Uno di questi “manovratori” è Zbigniew Brzezinksi, co-fondatore della Trilateral Commission, già Segretario di Stato sotto la presidenza di Jimmy Carter e autore di “The Grand Chessboard” [La grande scacchiera, ndt], un piano per la conquista mondiale ad opera degli Stati Uniti in cerca delle ultime gocce di petrolio rimaste sulla Terra.

Non facciamoci ingannare! Il richiamo di Barak Obama alla National Infrastructure Reinvestment Bank (NIRB) non significa il ritorno del Partito Democratico ai valori di Franklin Delano Roosvelt e il ripristino della prerogativa costituzionale di “promuovere un welfare generalizzato”, ma garantirà piuttosto un aumento del welfare per Wall Street ed anche peggio. Il piano di Obama non è altro che il mezzo diretto per sviluppare il piano della Rohatyn-Rudman National Investment Corporation (NIC) invocato nel 2005, che essenzialmente costituisce un revival dei metodi mussoliniani di controllo corporativista dello stato, presentati in uno stile post-moderno e politicamente corretto.

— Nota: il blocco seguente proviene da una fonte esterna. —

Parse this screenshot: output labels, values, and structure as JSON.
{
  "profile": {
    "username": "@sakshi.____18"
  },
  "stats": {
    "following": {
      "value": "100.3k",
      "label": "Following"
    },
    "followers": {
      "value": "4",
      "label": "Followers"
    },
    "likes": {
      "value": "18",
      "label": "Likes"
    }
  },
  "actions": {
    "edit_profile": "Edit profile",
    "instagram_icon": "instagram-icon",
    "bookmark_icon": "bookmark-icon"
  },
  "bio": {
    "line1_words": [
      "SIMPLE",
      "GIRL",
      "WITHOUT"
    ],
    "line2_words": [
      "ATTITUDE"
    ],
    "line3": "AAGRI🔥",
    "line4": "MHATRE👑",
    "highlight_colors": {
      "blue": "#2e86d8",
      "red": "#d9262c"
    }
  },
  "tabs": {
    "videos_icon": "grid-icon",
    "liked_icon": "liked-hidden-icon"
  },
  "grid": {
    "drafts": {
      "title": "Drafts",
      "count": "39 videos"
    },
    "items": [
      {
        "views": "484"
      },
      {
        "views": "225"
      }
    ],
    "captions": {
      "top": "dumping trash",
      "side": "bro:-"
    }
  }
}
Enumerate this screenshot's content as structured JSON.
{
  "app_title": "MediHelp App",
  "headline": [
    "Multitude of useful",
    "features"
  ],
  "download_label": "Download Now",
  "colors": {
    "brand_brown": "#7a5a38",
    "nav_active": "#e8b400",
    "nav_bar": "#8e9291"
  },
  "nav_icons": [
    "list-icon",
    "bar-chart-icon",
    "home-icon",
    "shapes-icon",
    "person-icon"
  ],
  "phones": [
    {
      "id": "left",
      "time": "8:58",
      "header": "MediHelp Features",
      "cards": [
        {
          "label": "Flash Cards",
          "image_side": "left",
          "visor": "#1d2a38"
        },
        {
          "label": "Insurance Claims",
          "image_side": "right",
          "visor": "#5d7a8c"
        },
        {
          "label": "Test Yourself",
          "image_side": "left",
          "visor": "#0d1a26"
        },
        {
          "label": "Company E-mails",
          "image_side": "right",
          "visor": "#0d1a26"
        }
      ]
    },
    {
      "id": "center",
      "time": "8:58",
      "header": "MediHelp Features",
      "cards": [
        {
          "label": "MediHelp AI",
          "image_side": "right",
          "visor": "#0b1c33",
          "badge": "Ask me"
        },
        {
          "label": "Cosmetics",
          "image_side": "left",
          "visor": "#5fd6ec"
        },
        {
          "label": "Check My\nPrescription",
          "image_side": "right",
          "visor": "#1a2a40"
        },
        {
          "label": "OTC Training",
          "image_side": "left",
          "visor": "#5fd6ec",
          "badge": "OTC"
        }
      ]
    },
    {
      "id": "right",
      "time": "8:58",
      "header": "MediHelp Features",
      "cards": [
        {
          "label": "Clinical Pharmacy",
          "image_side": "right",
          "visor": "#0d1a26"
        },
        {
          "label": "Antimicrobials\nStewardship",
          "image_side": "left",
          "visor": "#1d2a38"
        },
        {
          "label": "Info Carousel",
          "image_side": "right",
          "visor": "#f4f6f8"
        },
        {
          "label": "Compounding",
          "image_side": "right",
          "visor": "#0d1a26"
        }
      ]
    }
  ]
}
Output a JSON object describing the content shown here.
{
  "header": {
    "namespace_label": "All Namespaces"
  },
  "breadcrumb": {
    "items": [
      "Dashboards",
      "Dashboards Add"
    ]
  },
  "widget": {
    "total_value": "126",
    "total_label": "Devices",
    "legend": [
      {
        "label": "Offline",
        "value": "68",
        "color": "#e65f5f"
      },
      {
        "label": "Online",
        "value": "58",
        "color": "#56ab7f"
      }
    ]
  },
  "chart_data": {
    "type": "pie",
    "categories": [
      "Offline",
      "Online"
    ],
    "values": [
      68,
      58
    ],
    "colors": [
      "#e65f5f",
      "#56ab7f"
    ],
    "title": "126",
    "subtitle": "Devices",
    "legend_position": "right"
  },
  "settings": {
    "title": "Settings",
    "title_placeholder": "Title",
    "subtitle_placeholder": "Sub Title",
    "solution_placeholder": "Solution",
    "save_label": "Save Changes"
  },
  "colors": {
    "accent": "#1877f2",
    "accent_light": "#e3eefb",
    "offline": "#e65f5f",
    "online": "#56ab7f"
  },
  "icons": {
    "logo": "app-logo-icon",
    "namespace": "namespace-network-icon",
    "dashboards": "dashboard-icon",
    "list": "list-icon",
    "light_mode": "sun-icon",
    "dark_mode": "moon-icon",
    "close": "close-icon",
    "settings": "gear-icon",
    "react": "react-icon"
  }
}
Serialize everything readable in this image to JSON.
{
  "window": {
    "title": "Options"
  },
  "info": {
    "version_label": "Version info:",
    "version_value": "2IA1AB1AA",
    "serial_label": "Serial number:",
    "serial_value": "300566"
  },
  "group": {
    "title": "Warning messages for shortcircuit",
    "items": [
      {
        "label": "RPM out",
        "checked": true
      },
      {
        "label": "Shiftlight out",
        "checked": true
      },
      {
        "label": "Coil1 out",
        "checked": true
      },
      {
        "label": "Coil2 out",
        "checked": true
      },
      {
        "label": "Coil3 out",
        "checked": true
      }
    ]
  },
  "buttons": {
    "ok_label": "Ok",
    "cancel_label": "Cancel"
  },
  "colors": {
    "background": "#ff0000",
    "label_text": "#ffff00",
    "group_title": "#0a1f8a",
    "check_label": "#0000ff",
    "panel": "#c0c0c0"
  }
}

Quando il senatore Obama afferma che la sua National Investment Reinvestment Bank moltiplicherà magicamente 60 miliardi di dollari in trilioni [migliaia di miliardi n.d.r.], come ha annunciato nel discorso tenuto il 13 febbraio a Jamesville, Wisconsin, si capisce facilmente che il solo modo in cui ciò possa accadere è attraverso il perverso potere magico di Wall Street. Ciò che si verificherebbe è che le obbligazioni emesse dalla NIRB verrebbero acquistate sul libero mercato per essere soggette ad operazioni speculative, sarebbero titolarizzate come derivati, scambiate ed in definitiva utilizzate come garanzia collaterale per le infrastrutture recentemente costruite. Assisteremmo così all’emergere di una bolla speculativa sulle infrastrutture, che andrebbe a sostituire la bolla speculativa sui mutui, sostenuta all’inizio dalla spesa pubblica verso le infrastrutture. Questo è solo l’inizio perché Obama finanzierà poi l’illusorio scambio dei “crediti di emissioni” quale successiva corrente di aria calda che farà girare la testa a Wall Street. Questa intuizione è fondamentale per la reale comprensione di ciò che si sta verificando, vale a dire il salvataggio dei poteri finanziari attraverso un piano ingegnoso che permetterà di raccogliere denaro per accaparrare in seguito beni capitali, cioè il patrimonio rimanente della nazione, man mano che aumenterà il crack catastrofico da oltre un quadrilione [milioni di milardi n.d.r.] di perdite dei derivati.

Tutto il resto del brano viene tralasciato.